Swallow It Whole was initially organized in response to Michael Pollan’s description of what he
terms “Supermarket Pastoral,” a practice led by Whole Foods Market of relying on pleasing literature
and imagery to mask the inadequacies of an $11 billion dollar organic food industry. According to a
Whole Foods marketing consultant referenced by Pollan, the Whole Foods shopper is directed to feel
that by buying organic “he is engaging in authentic experiences and imaginatively enacting a return to a
utopian past with the positive aspects of modernity intact.” Knowing that large urban populations
cannot presently be served entirely by small, self-sustaining farms, the seven artists participating in
Swallow It Whole do not offer a polemic against the Whole Foods model – which is not without its positives
– but rather an attempt to shatter the seductive illusions offered by the Whole Foods marketing
campaigns and shopping experience. The issues confronted include:

1) While it is fair, as Pollan points out, to expect food grown in a sustainable manner to cost
more, Whole Foods has contributed to a sense of elitism associated with healthy eating by marking up
their goods high enough to earn the nickname “Whole Paycheck” and by only opening stores in areas
with high median incomes. Whole Foods is not independent of the industrial food chain (which would
perhaps justify such high prices) but rather dependent on its organic sector.

2) Whole Foods has a reputation for being one of the finest corporations to work for, but they
are in fact as vehemently anti-union as Wal-Mart, and research shows that the average Whole Foods
worker cannot actually afford to shop there. Whole Foods CEO John Mackey’s deceptive business
practices during the arguably monopolistic takeover of Wild Oats deserve further scrutiny than they
have received.

3) While the photography and literature at Whole Foods suggests their meat comes from happy
animals, terms like “humanely raised” and “free to roam” do not guarantee animals that have been
treated well.
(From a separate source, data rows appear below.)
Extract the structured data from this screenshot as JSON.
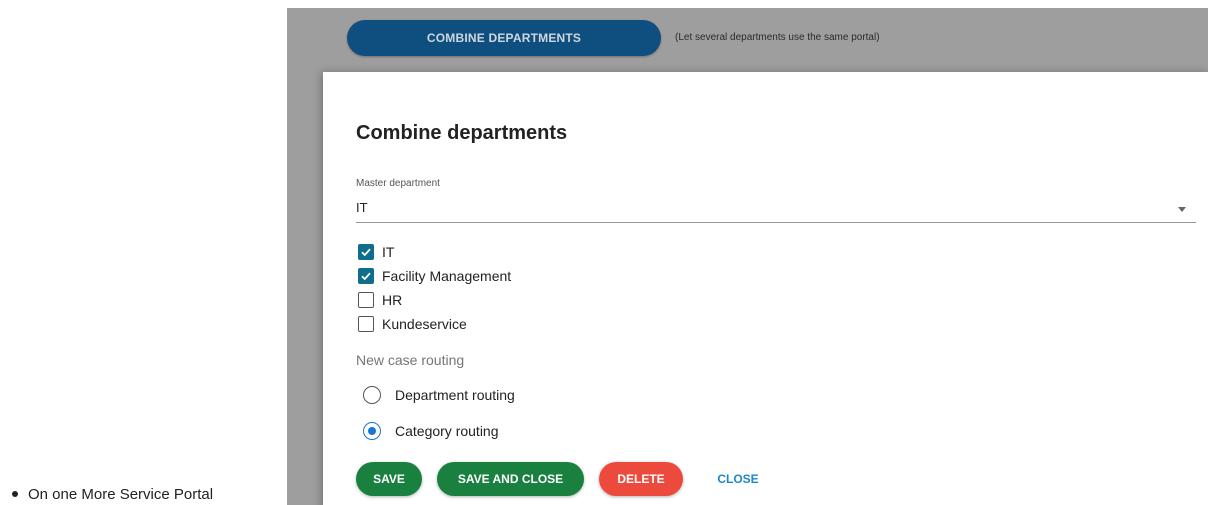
{
  "bullet": {
    "text": "On one More Service Portal"
  },
  "background": {
    "combine_button": "COMBINE DEPARTMENTS",
    "combine_hint": "(Let several departments use the same portal)"
  },
  "dialog": {
    "title": "Combine departments",
    "master_department": {
      "label": "Master department",
      "value": "IT"
    },
    "departments": [
      {
        "label": "IT",
        "checked": true
      },
      {
        "label": "Facility Management",
        "checked": true
      },
      {
        "label": "HR",
        "checked": false
      },
      {
        "label": "Kundeservice",
        "checked": false
      }
    ],
    "routing": {
      "label": "New case routing",
      "options": [
        {
          "label": "Department routing",
          "selected": false
        },
        {
          "label": "Category routing",
          "selected": true
        }
      ]
    },
    "buttons": {
      "save": "SAVE",
      "save_and_close": "SAVE AND CLOSE",
      "delete": "DELETE",
      "close": "CLOSE"
    }
  },
  "colors": {
    "primary_dark": "#0f4f80",
    "checkbox": "#0f6e8c",
    "radio": "#1976d2",
    "save": "#19803f",
    "delete": "#ec4a3d",
    "link": "#1e88c7"
  }
}
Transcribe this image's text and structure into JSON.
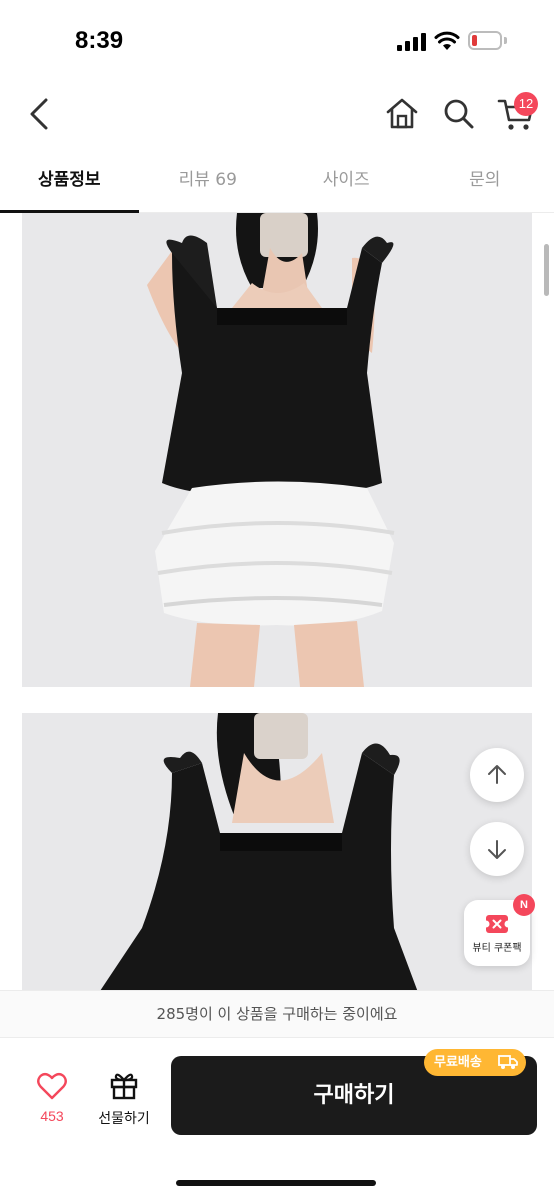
{
  "status_bar": {
    "time": "8:39",
    "battery_level": 0.2,
    "battery_color": "#e03a3a"
  },
  "header": {
    "back_icon": "chevron-left-icon",
    "home_icon": "home-icon",
    "search_icon": "search-icon",
    "cart_icon": "cart-icon",
    "cart_count": "12"
  },
  "tabs": [
    {
      "label": "상품정보",
      "active": true
    },
    {
      "label": "리뷰 69",
      "active": false
    },
    {
      "label": "사이즈",
      "active": false
    },
    {
      "label": "문의",
      "active": false
    }
  ],
  "floating": {
    "scroll_up_icon": "arrow-up-icon",
    "scroll_down_icon": "arrow-down-icon",
    "coupon_label": "뷰티 쿠폰팩",
    "coupon_badge": "N"
  },
  "notice": {
    "text": "285명이 이 상품을 구매하는 중이에요"
  },
  "bottom_bar": {
    "like_count": "453",
    "gift_label": "선물하기",
    "buy_label": "구매하기",
    "free_shipping": "무료배송"
  },
  "colors": {
    "accent": "#f4475b",
    "buy_button": "#1b1b1b",
    "free_shipping": "#ffb733"
  }
}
Whole Foods makes no attempt to encourage the moral and environmental benefits of
vegetarianism, making animal rights visionary Peter Singer’s endorsement of their deceptive
terminology rather perplexing.

4) The presentation of food at Whole Foods exacerbates consumer confusion about produce,
by presenting brightly colored, platonically shaped fruits and vegetables as better tasting than irregular
ones, and by making food available that is far out of season (such as the asparagus trucked from Argentina
to California in the winter that Pollan describes purchasing.)

The artists of Swallow It Whole include Sara Coffin, and Anwar Montasir, both members of The Space in
Long Island City; Nina Young, also of New York City; Matt Page and Ashley Watson of Lexington, Kentucky,
and Detroit collective RejectEffect, consisting of Timothy Gaewsky and Maria Prainito. They use a variety of
media including painting, drawing, photography, performance, and public intervention, as well as an
overarching interest in collaborative practice, to examine the fantasy that mass technology and modern
capitalism can positively coexist with nature. It is a fantasy with a conscience, preferable to the fantasies offered
by McDonald’s or Wal-Mart, but a fantasy nonetheless.